Brickwork offers an attractive aesthetic for the exterior of a building, while also being durable against the effects of the weather. However, brick cleaning is necessary at some point for buildings using the material, whether it is shortly after construction or many years later.
Soiling can occur during construction, often from mortar residue, while other substances can also lead to staining across the brickwork. Different stains require different brick cleaning methods, and there are some methods that should be avoided entirely.
Never Clean Bricks with a High Pressure Washer
Before discussing what cleaning methods you can use for brickwork, it is important to understand the one method that you should never use – high pressure cleaning. Pressure washers are widely used for all kinds of masonry cleaning, yet it is unsuitable for brickwork.

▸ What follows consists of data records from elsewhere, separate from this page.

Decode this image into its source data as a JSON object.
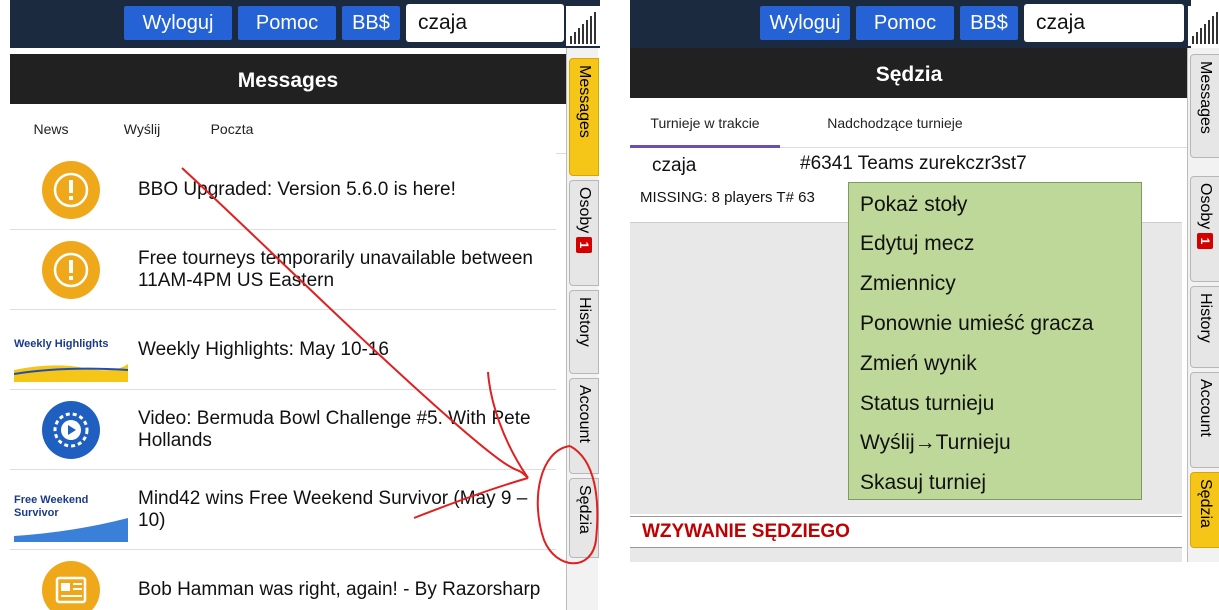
{
  "left": {
    "topbar": {
      "logout": "Wyloguj",
      "help": "Pomoc",
      "bb": "BB$",
      "search_value": "czaja"
    },
    "header_title": "Messages",
    "subtabs": [
      "News",
      "Wyślij",
      "Poczta"
    ],
    "news": [
      {
        "icon": "warning-icon",
        "text": "BBO Upgraded: Version 5.6.0 is here!"
      },
      {
        "icon": "warning-icon",
        "text": "Free tourneys temporarily unavailable between 11AM-4PM US Eastern"
      },
      {
        "icon": "weekly-highlights-thumbnail",
        "thumb_label": "Weekly Highlights",
        "text": "Weekly Highlights: May 10-16"
      },
      {
        "icon": "video-play-icon",
        "text": "Video: Bermuda Bowl Challenge #5. With Pete Hollands"
      },
      {
        "icon": "free-weekend-survivor-thumbnail",
        "thumb_label": "Free Weekend Survivor",
        "text": "Mind42 wins Free Weekend Survivor (May 9 – 10)"
      },
      {
        "icon": "article-icon",
        "text": "Bob Hamman was right, again! - By Razorsharp"
      }
    ],
    "sidebar": [
      {
        "label": "Messages",
        "active": true
      },
      {
        "label": "Osoby",
        "badge": "1"
      },
      {
        "label": "History"
      },
      {
        "label": "Account"
      },
      {
        "label": "Sędzia"
      }
    ]
  },
  "right": {
    "topbar": {
      "logout": "Wyloguj",
      "help": "Pomoc",
      "bb": "BB$",
      "search_value": "czaja"
    },
    "header_title": "Sędzia",
    "subtabs": [
      "Turnieje w trakcie",
      "Nadchodzące turnieje"
    ],
    "row": {
      "user": "czaja",
      "tournament": "#6341 Teams zurekczr3st7",
      "missing": "MISSING: 8 players T# 63"
    },
    "context_menu": [
      "Pokaż stoły",
      "Edytuj mecz",
      "Zmiennicy",
      "Ponownie umieść gracza",
      "Zmień wynik",
      "Status turnieju",
      "Wyślij→Turnieju",
      "Skasuj turniej"
    ],
    "referee_call": "WZYWANIE SĘDZIEGO",
    "sidebar": [
      {
        "label": "Messages"
      },
      {
        "label": "Osoby",
        "badge": "1"
      },
      {
        "label": "History"
      },
      {
        "label": "Account"
      },
      {
        "label": "Sędzia",
        "active": true
      }
    ]
  },
  "colors": {
    "topbar": "#1c2a40",
    "button": "#2462d6",
    "header": "#212121",
    "active_tab": "#f5c518",
    "warning_icon": "#f0a81b",
    "menu_bg": "#bed89a",
    "referee_text": "#c00000",
    "annotation": "#e02020",
    "badge": "#d40000"
  }
}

This is because the pressure from the water removes the mortar while damaging the surface area of the bricks. Not only does this look unsightly, but it also leaves the bricks more susceptible to damage from the weather, with rain and frost more likely to penetrate the bricks.
So, if there is one thing to avoid when cleaning bricks, it’s the use of high pressure washers!
Cleaning Mortar Stains
Mortar stains often develop during the construction of brick walls. This is caused by excess mortar drying on the surface, leaving unattractive stains across the brickwork. Removing mortar stains is one of the most common types of brick cleaning, being relatively straight-forward to complete.

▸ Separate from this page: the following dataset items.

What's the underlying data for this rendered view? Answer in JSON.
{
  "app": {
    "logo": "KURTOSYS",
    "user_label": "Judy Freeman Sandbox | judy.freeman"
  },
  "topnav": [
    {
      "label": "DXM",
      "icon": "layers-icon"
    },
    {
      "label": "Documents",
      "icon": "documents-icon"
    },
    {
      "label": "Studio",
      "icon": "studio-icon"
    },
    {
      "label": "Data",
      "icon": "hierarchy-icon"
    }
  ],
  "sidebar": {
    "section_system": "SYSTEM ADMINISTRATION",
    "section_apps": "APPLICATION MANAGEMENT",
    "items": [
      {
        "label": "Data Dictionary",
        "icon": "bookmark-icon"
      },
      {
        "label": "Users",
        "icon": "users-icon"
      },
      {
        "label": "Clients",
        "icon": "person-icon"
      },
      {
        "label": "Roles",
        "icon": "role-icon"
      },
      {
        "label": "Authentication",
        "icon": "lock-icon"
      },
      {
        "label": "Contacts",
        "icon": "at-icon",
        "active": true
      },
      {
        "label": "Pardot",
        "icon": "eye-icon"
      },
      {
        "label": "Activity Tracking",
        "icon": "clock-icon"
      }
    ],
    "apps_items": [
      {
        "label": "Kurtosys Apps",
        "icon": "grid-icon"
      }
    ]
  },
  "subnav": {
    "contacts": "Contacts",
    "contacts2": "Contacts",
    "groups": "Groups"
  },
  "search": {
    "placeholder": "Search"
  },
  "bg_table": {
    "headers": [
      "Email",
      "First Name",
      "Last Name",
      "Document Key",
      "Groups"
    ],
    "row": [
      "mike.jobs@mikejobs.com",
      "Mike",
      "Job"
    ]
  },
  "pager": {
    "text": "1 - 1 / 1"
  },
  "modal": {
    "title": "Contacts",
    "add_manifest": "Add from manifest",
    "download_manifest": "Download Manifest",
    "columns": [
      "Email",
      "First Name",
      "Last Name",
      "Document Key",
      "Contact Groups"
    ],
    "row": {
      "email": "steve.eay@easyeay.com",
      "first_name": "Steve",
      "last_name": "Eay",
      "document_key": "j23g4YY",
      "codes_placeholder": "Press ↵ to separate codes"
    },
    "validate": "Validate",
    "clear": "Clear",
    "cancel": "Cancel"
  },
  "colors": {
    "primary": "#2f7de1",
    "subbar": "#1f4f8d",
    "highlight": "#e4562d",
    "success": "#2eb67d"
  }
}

Before any cleaning takes place, it is important to hose down the wall with water to saturate the bricks. Do not use a high pressure washer for this, just an ordinary hose will suffice.

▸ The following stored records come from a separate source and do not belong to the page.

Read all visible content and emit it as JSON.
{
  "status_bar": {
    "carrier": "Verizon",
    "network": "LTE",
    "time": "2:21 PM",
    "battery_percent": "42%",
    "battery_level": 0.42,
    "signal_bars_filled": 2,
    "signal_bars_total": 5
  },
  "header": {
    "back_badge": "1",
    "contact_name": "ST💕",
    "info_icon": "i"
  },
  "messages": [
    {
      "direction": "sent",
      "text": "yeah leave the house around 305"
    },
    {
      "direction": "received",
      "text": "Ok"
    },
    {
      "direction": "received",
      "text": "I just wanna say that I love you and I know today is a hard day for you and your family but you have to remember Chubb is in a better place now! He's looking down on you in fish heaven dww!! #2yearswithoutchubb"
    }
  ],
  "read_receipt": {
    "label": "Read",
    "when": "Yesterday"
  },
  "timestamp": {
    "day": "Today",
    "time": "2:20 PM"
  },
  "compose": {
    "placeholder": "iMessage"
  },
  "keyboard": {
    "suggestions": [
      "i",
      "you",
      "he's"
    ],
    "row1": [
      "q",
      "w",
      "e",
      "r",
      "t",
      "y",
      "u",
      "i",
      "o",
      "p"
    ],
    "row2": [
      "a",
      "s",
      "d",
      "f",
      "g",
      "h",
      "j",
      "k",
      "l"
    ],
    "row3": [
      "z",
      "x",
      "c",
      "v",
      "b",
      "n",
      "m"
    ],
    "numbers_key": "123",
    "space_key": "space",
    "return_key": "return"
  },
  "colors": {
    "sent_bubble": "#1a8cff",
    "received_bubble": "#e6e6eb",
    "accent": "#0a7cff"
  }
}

Once saturated, use metal scraper to remove the mortar stains protruding from the brickwork. After this, the wall is cleaned using a brick cleaning hydrochloric acid, which is available from hardware stores.
The acid is diluted with water, which is then applied to the brickwork using a spirit brush. Cover roughly 1m of brickwork with the cleaning agent before stopping to hose it off with water, repeating across the entire brickwork.
Remember – don’t let the acid dry into the bricks!
Certain brickwork, such as red bricks with white joints, may require additional scrubbing when hosing off the acid solution. A hard bristled brush should suffice for this.
Cleaning Efflorescence Stains
Efflorescence stains are recognisable for the white residue it leaves across the bricks.
This often appears after other types of cleaning, with the white powdery substance accumulating on bricks when too much acid is used to clean them. It can also occur from exposure to salt in nearby substances, such as limestone, sea spray or even garden fertilisers.
Newly laid bricks often have these stains, and while the rain will naturally wash it away over time, the process can take too long for some.
To quickly remove these types of stains using a damp sponge. Avoid using too much moisture in the sponge, as this may cause salts to seep back into the porous surface of the bricks. Another method is to scrub the salt stains using a hard bristle brush, then rinse with clean water.
Cleaning Paint Stains
When bricks are vandalised with graffiti, it leaves an unsightly appearance that may reflect poorly on the building owner, especially if it is a business premises. Painted brickwork is also common on properties, although some may want to remove this to reveal the natural appearance of the bricks.
In in any case, to clean paint from brickwork, a standard paint remover should be applied to the bricks. Make sure to saturate the wall with water before applying the paint stripper, gently scrubbing the paint off once the remover sets in.